The Daily Mail today reported that there is, “yet another good reason to tuck into that salad: eating tomatoes could ward off depression”.
Tomatoes are rich in lycopene, the chemical that gives them their distinctive colour. Lycopene is an antioxidant, a type of naturally occurring chemical believed to help protect against cell damage.
Previous research suggests foods high in antioxidants could have a preventative effect against physical diseases such as strokes. In this study, the researchers were interested in seeing if a similar preventative effect could also apply to depression.
The researchers assessed the mental health and dietary habits of 986 Japanese people aged over 70 years. They found that those who reported eating tomatoes two to six times a week were 46% less likely to report mild or severe symptoms of depression than those who said they ate tomatoes less than once a week. No such association was found for other vegetables.

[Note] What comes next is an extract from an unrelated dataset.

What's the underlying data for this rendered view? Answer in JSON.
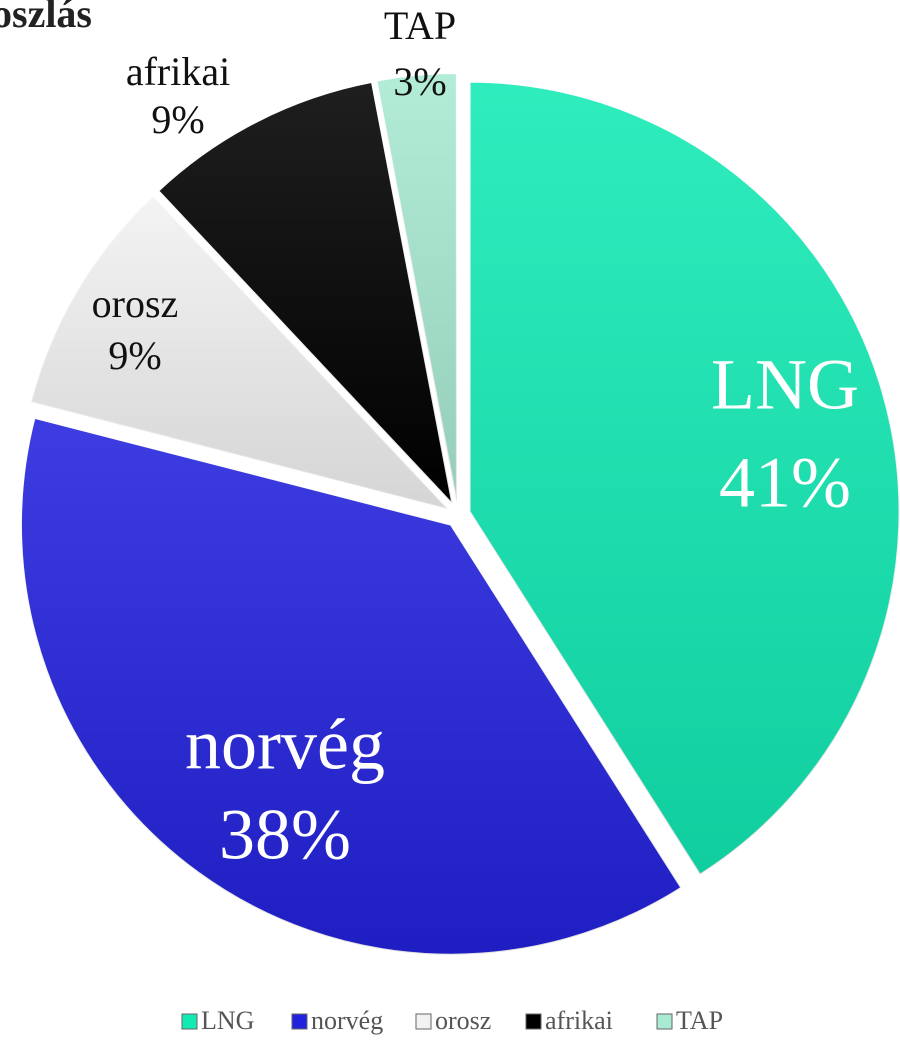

This study has many limitations to consider, including a potential error in the way they measured dietary intake. Crucially, an inherent weakness of this type of research (a cross-sectional study) is that it can’t prove a direct cause and effect between reported tomato consumption and mental health.
It can also be subject to confounders. For example, it could be that in some cases, people who eat a lot of fresh fruit live a healthier lifestyle and take lots of exercise – and the exercise could be having the beneficial effects on mental health.
With those caveats in mind, this study is consistent with the advice that eating a healthy, varied and balanced diet is beneficial for both physical and mental health.